Delany also mentions that no jury can four any type of bracketed playoff that a lot of fans are wanting. If a playoff is not the outcome of the DOJ getting involved and if the current BCS system is not going forward then the choice that has been discussed is going back to the old system.

These old timers are using this as a threat, and it is now time to take them up on this bluff.'s Andy Staples says bring it on, because some leagues (ACC and Big East) will not find it so appealing:

So while the ACC and Big East enjoyed equal footing in the BCS, they would occupy their own caste in a reversion to the old system. They wouldn't be the Mountain West or Conference USA, but they wouldn't be the SEC, Big Ten or Big 12, either. Call it bowl purgatory. The real difference would be the money. Even if it the system equaled what the BCS brings in now, the lion's share would be split among four conferences instead of six.

The reason the ACC and Big East would fall behind is because they have been the two leagues who have not been able to perform on par with the other four current BCS leagues and their bowl games could go to the best matchup since it would be an open market.

I'll let Andy Staples go into the details of how the ACC and Big East could fall behind:

Since this is a truly open market, each bowl would be free to negotiate with each conference.
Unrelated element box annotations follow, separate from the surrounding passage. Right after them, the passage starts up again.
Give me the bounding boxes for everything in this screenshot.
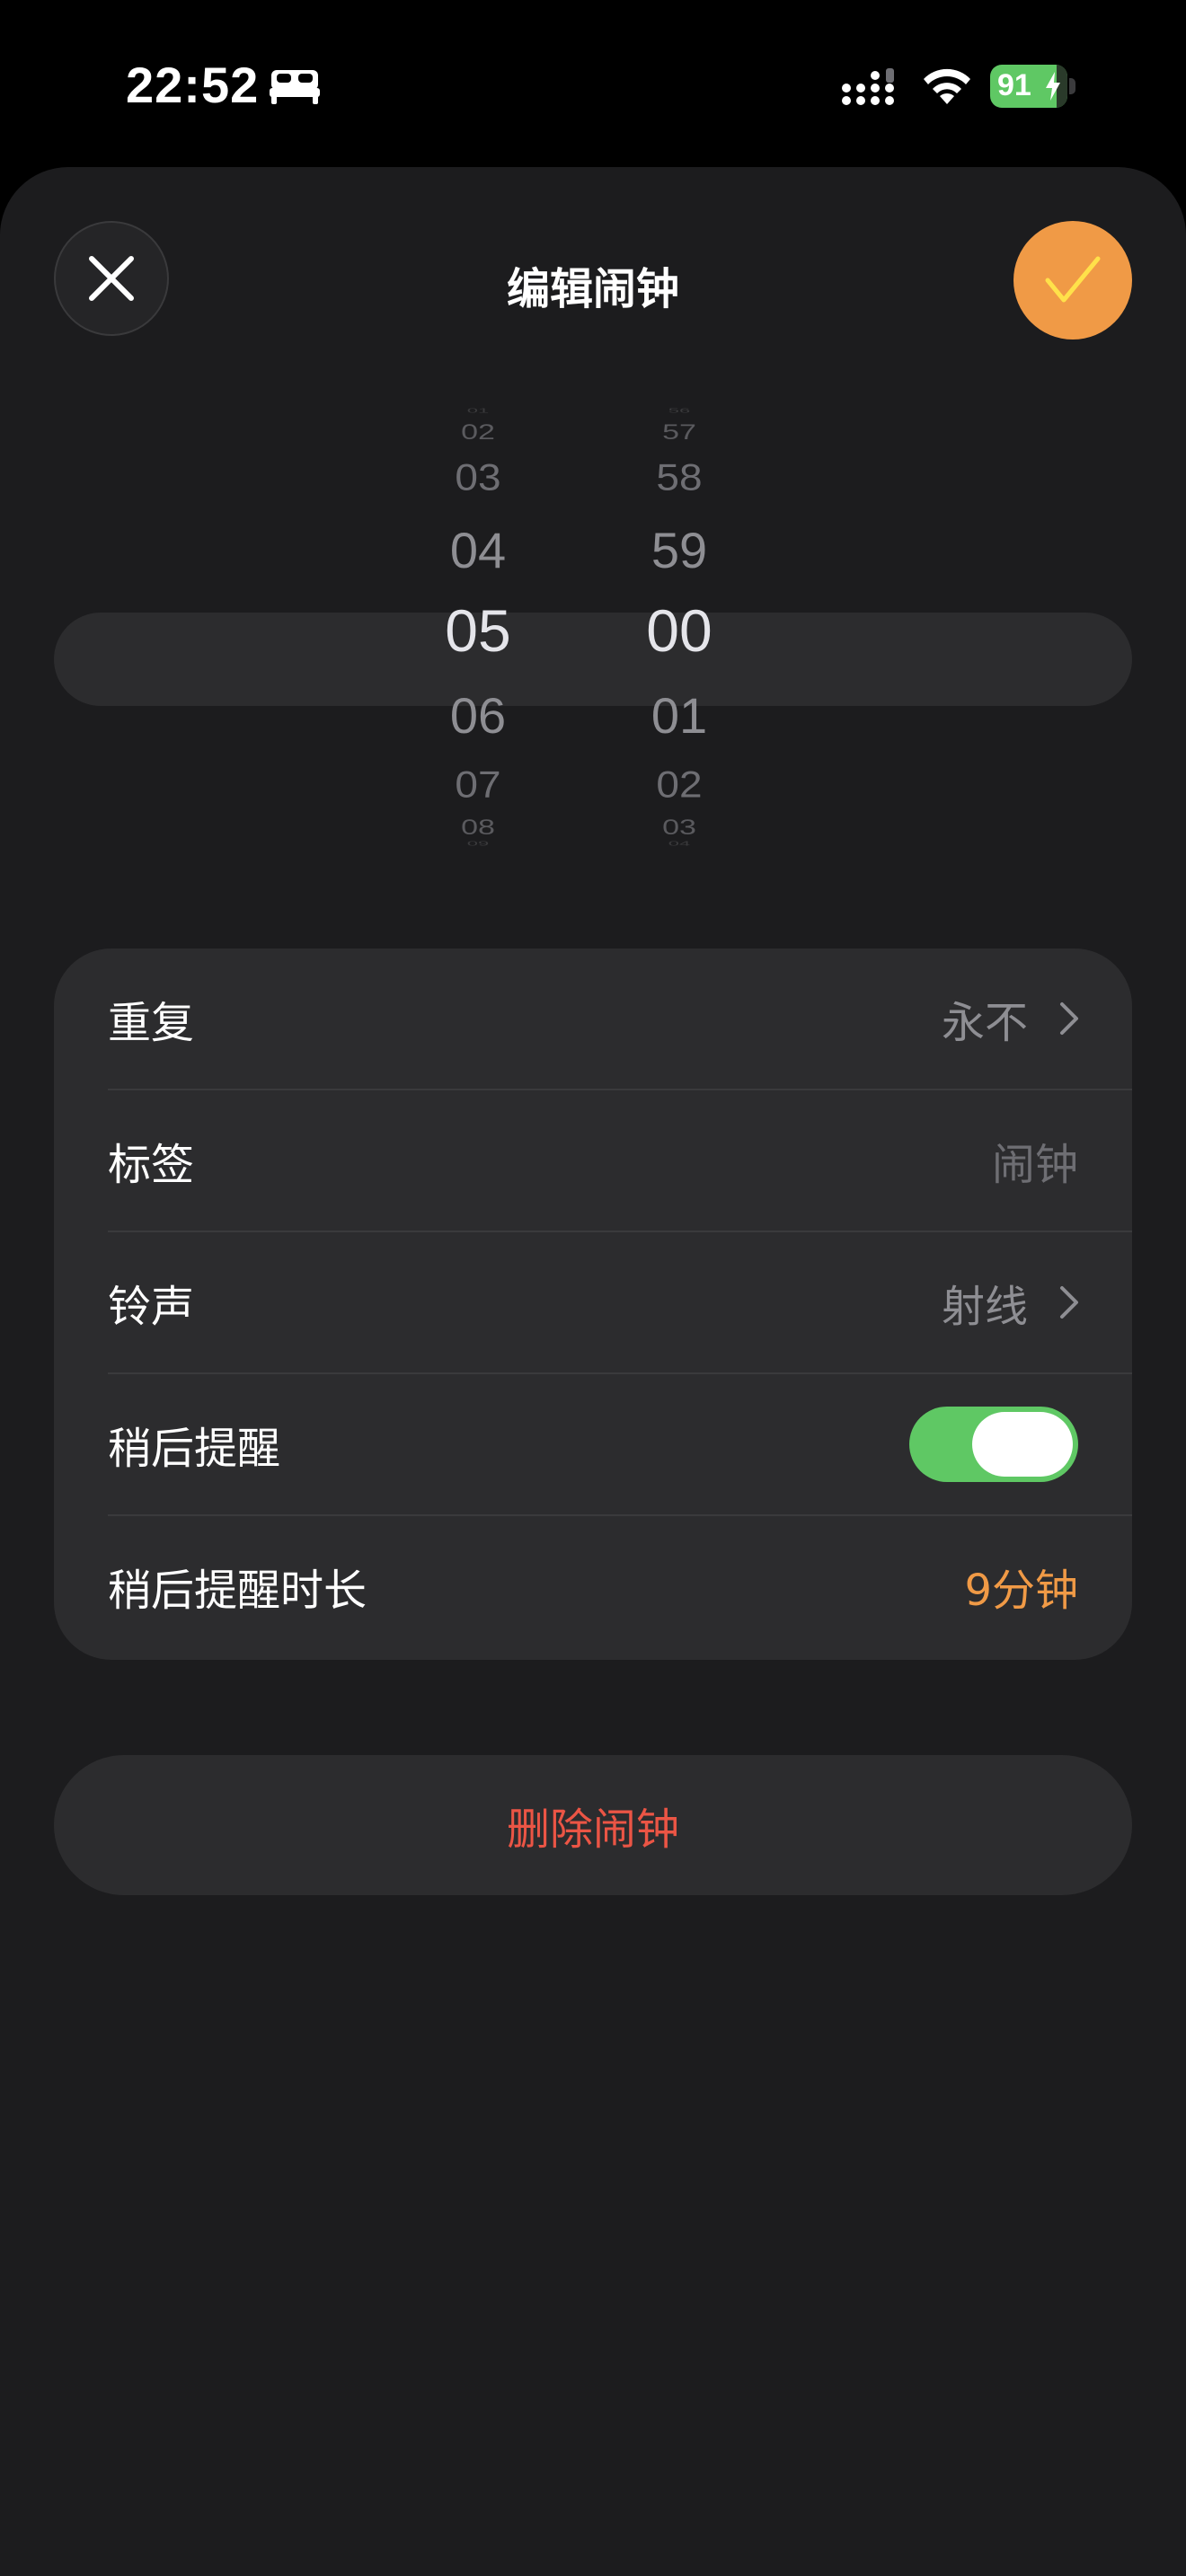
snooze-duration-label: 稍后提醒时长 — [108, 1566, 367, 1616]
hour-option[interactable]: 04 — [388, 521, 568, 579]
snooze-duration-value[interactable]: 9分钟 — [964, 1555, 1078, 1618]
minute-option[interactable]: 04 — [589, 839, 769, 847]
minute-option[interactable]: 56 — [589, 406, 769, 414]
alarm-settings-group: 重复 永不 标签 闹钟 铃声 射线 稍后提醒 稍后提醒时长 9分钟 — [54, 948, 1132, 1660]
hour-option[interactable]: 07 — [388, 763, 568, 807]
toggle-knob — [972, 1412, 1073, 1477]
chevron-right-icon — [1060, 1286, 1078, 1319]
repeat-row[interactable]: 重复 永不 — [54, 948, 1132, 1089]
hour-option-selected[interactable]: 05 — [388, 596, 568, 665]
minute-option[interactable]: 58 — [589, 455, 769, 499]
screen: 22:52 91 编辑闹钟 01 02 03 04 05 06 07 08 09… — [0, 0, 1186, 2576]
snooze-duration-row[interactable]: 稍后提醒时长 9分钟 — [54, 1516, 1132, 1656]
checkmark-icon — [1045, 256, 1101, 303]
label-label: 标签 — [108, 1140, 195, 1190]
hour-option[interactable]: 09 — [388, 839, 568, 847]
hour-option[interactable]: 01 — [388, 406, 568, 414]
repeat-label: 重复 — [108, 998, 195, 1048]
confirm-button[interactable] — [1013, 221, 1132, 340]
wifi-icon — [924, 68, 970, 104]
minute-option-selected[interactable]: 00 — [589, 596, 769, 665]
sound-value: 射线 — [941, 1282, 1028, 1332]
minute-option[interactable]: 03 — [589, 816, 769, 840]
hour-option[interactable]: 08 — [388, 816, 568, 840]
sound-label: 铃声 — [108, 1282, 195, 1332]
cellular-signal-icon — [842, 68, 894, 105]
status-bar: 22:52 91 — [0, 0, 1186, 162]
delete-alarm-button[interactable]: 删除闹钟 — [54, 1755, 1132, 1895]
label-field[interactable]: 闹钟 — [992, 1129, 1078, 1192]
snooze-label: 稍后提醒 — [108, 1424, 281, 1474]
snooze-row: 稍后提醒 — [54, 1374, 1132, 1514]
time-picker[interactable]: 01 02 03 04 05 06 07 08 09 56 57 58 59 0… — [0, 406, 1186, 895]
sound-row[interactable]: 铃声 射线 — [54, 1232, 1132, 1372]
hour-option[interactable]: 06 — [388, 686, 568, 745]
label-row[interactable]: 标签 闹钟 — [54, 1090, 1132, 1231]
edit-alarm-sheet: 编辑闹钟 01 02 03 04 05 06 07 08 09 56 57 58… — [0, 167, 1186, 2576]
minute-option[interactable]: 59 — [589, 521, 769, 579]
minute-option[interactable]: 57 — [589, 420, 769, 445]
page-title: 编辑闹钟 — [506, 264, 679, 314]
hour-option[interactable]: 03 — [388, 455, 568, 499]
repeat-value: 永不 — [941, 998, 1028, 1048]
minute-option[interactable]: 02 — [589, 763, 769, 807]
status-time: 22:52 — [126, 57, 260, 113]
snooze-toggle[interactable] — [909, 1407, 1078, 1482]
hour-option[interactable]: 02 — [388, 420, 568, 445]
battery-charging-icon: 91 — [990, 65, 1076, 108]
minute-option[interactable]: 01 — [589, 686, 769, 745]
chevron-right-icon — [1060, 1002, 1078, 1035]
bolt-icon — [1046, 72, 1060, 101]
bed-icon — [270, 70, 320, 104]
battery-cap — [1069, 78, 1075, 94]
battery-level: 91 — [997, 68, 1031, 102]
delete-alarm-label: 删除闹钟 — [506, 1804, 679, 1855]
To guarantee the huge payouts required to come close to the dollars a playoff would generate, the bowls would have to consider two factors. They would have to sell all their tickets, and they would have to guarantee a television partner a huge rating. Meanwhile, conferences would want to lock in deals with bowls so schools could reliably budget for the future.

Other than the Fiesta, the Orange Bowl is in the weakest position because the BCS has done it few favors of late. Its ratings stink because it has gotten horrible matchups. So the only way to generate a decent payout is to make a fantastic matchup. With the champs of the Big Ten, Big 12, Pac-10 and SEC gone and the runners-up from the SEC and Big 12 gone, the Orange would face stiff competition from the Fiesta, which also would want to lock up the best potential TV ratings.

At this point, the Big Ten runner-up is the best value left on the board. The Orange outbids the Fiesta and grabs that team, which in most years will come from this group: Ohio State, Michigan, Michigan State, Iowa, Penn State, Nebraska, Wisconsin. Those are huge fan bases that make for great TV numbers. So what now? Does the Orange take the ACC champ or go for SEC No. 3? It's pretty much a toss-up.

The Fiesta, after missing out on Big Ten No. 2, takes Pac-10 No. 2 and matches it against Notre Dame. Every year. Because Notre Dame equals ratings and sellouts.

So, you can see the picture for those leagues.The money may be there for some leagues, but the ACC and Big East will have some troubles. The Big East currently does not even have an agreement with any BCS bowl, and recently the ACC has not been as strong.

Staples, also mentions if there is any type of voting then the Big 12, SEC, Pac-12 and Big 10 would be outnumbered. I doubt they would go back to the old system, so hope the BCS lawyers are good.